Viewing it as an adult who has a more rounded view of cinema and of the oeuvre of the director, I understand the structure of the screenplay of The Birds and how Hitchcock uses the first hour or so to establish time, place, and character.  Without these factors being cemented, the last half of the film wouldn’t work nearly as well because we’d have no idea of the isolation felt by the people fending off flocks of seagulls.  It makes perfect sense to stroll through a curiously event-free 25 minutes before the first angry bird makes its presence known, that way we’ve gotten to know flirty Melanie (Hedren) who has tracked twinkle-eyed Mitch (Taylor) to his weekend retreat in Bodega Bay, California.

Melanie’s arrival appears to coincide with a strange convergence of birds who seem to escalate their assaults rather quickly on the unprepared seaside town.  This allows Hitchcock to stage some masterfully suspenseful scenes, rendered with a mix of live and animatronic birds as well as more that were added in later using a state-of-the-art special effect.  No one is safe in this story, not even the town’s children who become the first targets of a terrifying mob of razor beaked crows.  As the birds continue to destroy Bodega Bay and its residents without any explanation as to why, Melanie winds up with Mitch, his mother Lydia (Jessica Tandy, Still of the Night), and his younger sister Cathy (Veronica Cartwright, Alien) in their remote home far from the town and any true safety.

I still find the film overly talky at points, not so much in the opening when it makes sense but in that final stretch when the momentum should buoyed a bit more.  Hitchcock lets the dramatics of Evan Hunter’s screenplay (Hunter was the pseudonym for popular crime author Ed McBain) be prioritized over sustained suspense which is disappointing considering how truly scary the movie is at times.  Perhaps it was done to give the audience of the time a way to catch their breath but viewed now it comes off like a train that starts to slide back down a hill just as it makes it to the end of a wild ride of twists and turns.  While it did diverge quite significantly from author Daphne du Maurier’s original short story, I think everyone made the right call to tweak it the way they did.  It does have a number of unforgettable images, like a wooden door gradually being pecked away and Hedren’s wild eyes as she is set upon by a swarm of flying evil.

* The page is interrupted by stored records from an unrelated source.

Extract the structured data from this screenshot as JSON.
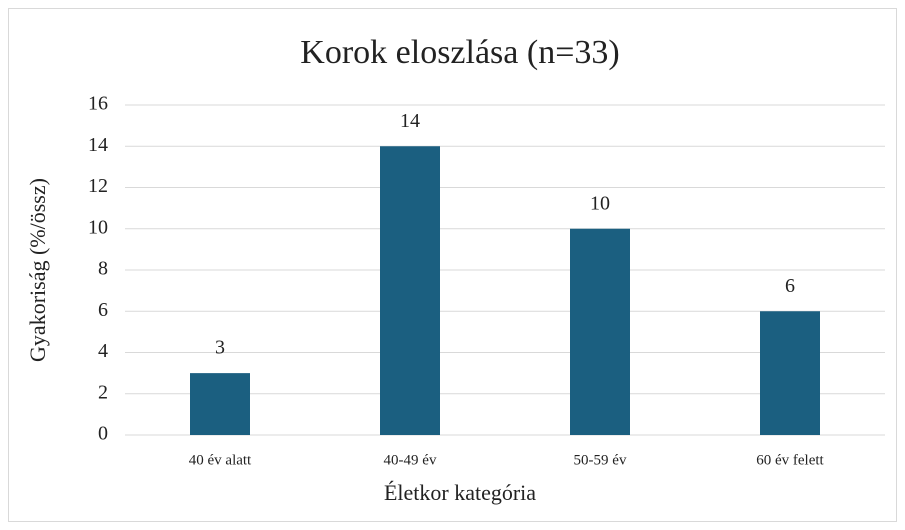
{
  "chart_data": {
    "type": "bar",
    "title": "Korok eloszlása (n=33)",
    "x_label": "Életkor kategória",
    "y_label": "Gyakoriság (%/össz)",
    "categories": [
      "40 év alatt",
      "40-49 év",
      "50-59 év",
      "60 év felett"
    ],
    "values": [
      3,
      14,
      10,
      6
    ],
    "color": "#1b5f80",
    "ylim": [
      0,
      16
    ],
    "yticks": [
      0,
      2,
      4,
      6,
      8,
      10,
      12,
      14,
      16
    ],
    "grid": true,
    "data_labels": true
  }
}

The performances are impressive too, with Hedren one of the more fun “Hitchcock Blondes”; she really earns her paycheck late in the film for a bird attack scene that took a week to film and sent her to the hospital for exhaustion afterward.  Brawny Stewart was never a huge A-lister but he’s a good match of Hedren and the film, though his heavily bronzed face makes him look as old as his mother at times.  Tandy is most remembered for her late in life roles when she played a spry elder so it’s wonderful to watch her forty years before she would win her Best Actress Oscar.  Cartwright and Pleshette have their nice moments but you can’t mention The Birds and not call out the delightfully droll Ethel Griffies as Mrs. Bundy, the natty townslady who just so happens to be an expert on birds.  Her small scene reveals a great deal about the habits of the winged creatures…which is directly contradicted by the unexplained behavior we then witness for the next 60 minutes.

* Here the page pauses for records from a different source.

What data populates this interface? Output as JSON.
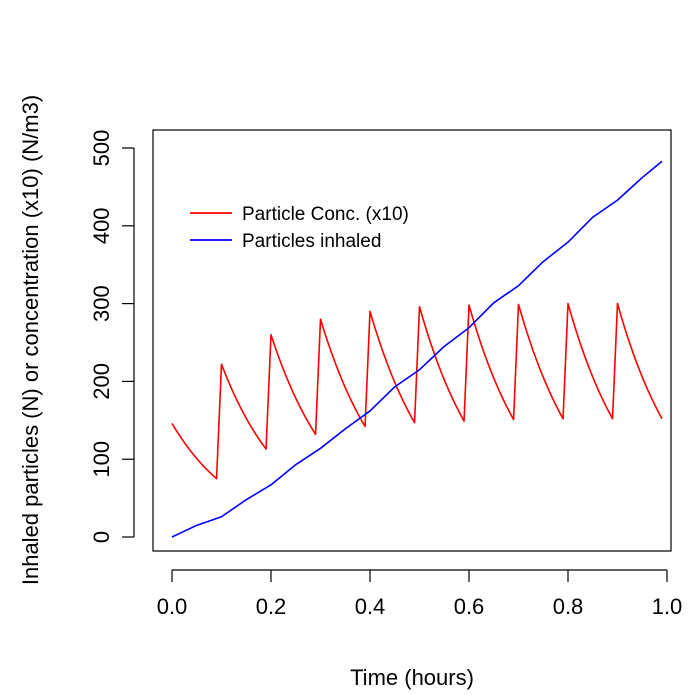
{
  "chart_data": {
    "type": "line",
    "title": "",
    "xlabel": "Time (hours)",
    "ylabel": "Inhaled particles (N) or concentration (x10) (N/m3)",
    "xlim": [
      0.0,
      1.0
    ],
    "ylim": [
      0,
      500
    ],
    "x_ticks": [
      0.0,
      0.2,
      0.4,
      0.6,
      0.8,
      1.0
    ],
    "x_tick_labels": [
      "0.0",
      "0.2",
      "0.4",
      "0.6",
      "0.8",
      "1.0"
    ],
    "y_ticks": [
      0,
      100,
      200,
      300,
      400,
      500
    ],
    "y_tick_labels": [
      "0",
      "100",
      "200",
      "300",
      "400",
      "500"
    ],
    "grid": false,
    "legend_position": "top-left",
    "series": [
      {
        "name": "Particle Conc. (x10)",
        "color": "#ff0000",
        "segments": [
          {
            "t0": 0.0,
            "t1": 0.09,
            "start": 146,
            "end": 75
          },
          {
            "t0": 0.1,
            "t1": 0.19,
            "start": 222,
            "end": 113
          },
          {
            "t0": 0.2,
            "t1": 0.29,
            "start": 260,
            "end": 132
          },
          {
            "t0": 0.3,
            "t1": 0.39,
            "start": 280,
            "end": 142
          },
          {
            "t0": 0.4,
            "t1": 0.49,
            "start": 290,
            "end": 147
          },
          {
            "t0": 0.5,
            "t1": 0.59,
            "start": 296,
            "end": 149
          },
          {
            "t0": 0.6,
            "t1": 0.69,
            "start": 298,
            "end": 151
          },
          {
            "t0": 0.7,
            "t1": 0.79,
            "start": 299,
            "end": 152
          },
          {
            "t0": 0.8,
            "t1": 0.89,
            "start": 300,
            "end": 152
          },
          {
            "t0": 0.9,
            "t1": 0.99,
            "start": 300,
            "end": 152
          }
        ]
      },
      {
        "name": "Particles inhaled",
        "color": "#0000ff",
        "x": [
          0.0,
          0.05,
          0.1,
          0.15,
          0.2,
          0.25,
          0.3,
          0.35,
          0.4,
          0.45,
          0.5,
          0.55,
          0.6,
          0.65,
          0.7,
          0.75,
          0.8,
          0.85,
          0.9,
          0.95,
          0.99
        ],
        "values": [
          0,
          15,
          26,
          48,
          67,
          93,
          114,
          139,
          162,
          193,
          215,
          245,
          269,
          301,
          323,
          354,
          379,
          411,
          433,
          462,
          483
        ]
      }
    ]
  }
}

You can see why this is often called the most straight-forward scary film Alfred Hitchcock made because it often pulls no punches when it comes to vicious bird attacks. I’m sure PETA would have a field day with it now but the live birds look positively horrific flapping about the actors and dive bombing for their fingers and faces.  Though not in 3D, it gives off the effect of it by a constant swirl of movement which is disorienting but not hard to follow.  The director earned the title The Master of Suspense for a reason and The Birds is the movie you can point directly to if anyone questions it.  All they have to do is watch the scene where a murder of crows slowly gathers on a jungle gym behind an unsuspecting Hedren – you can literally feel your heart beating faster.  This is a great option if you’re in the mood for a horror film elevated to the highest level of sophistication.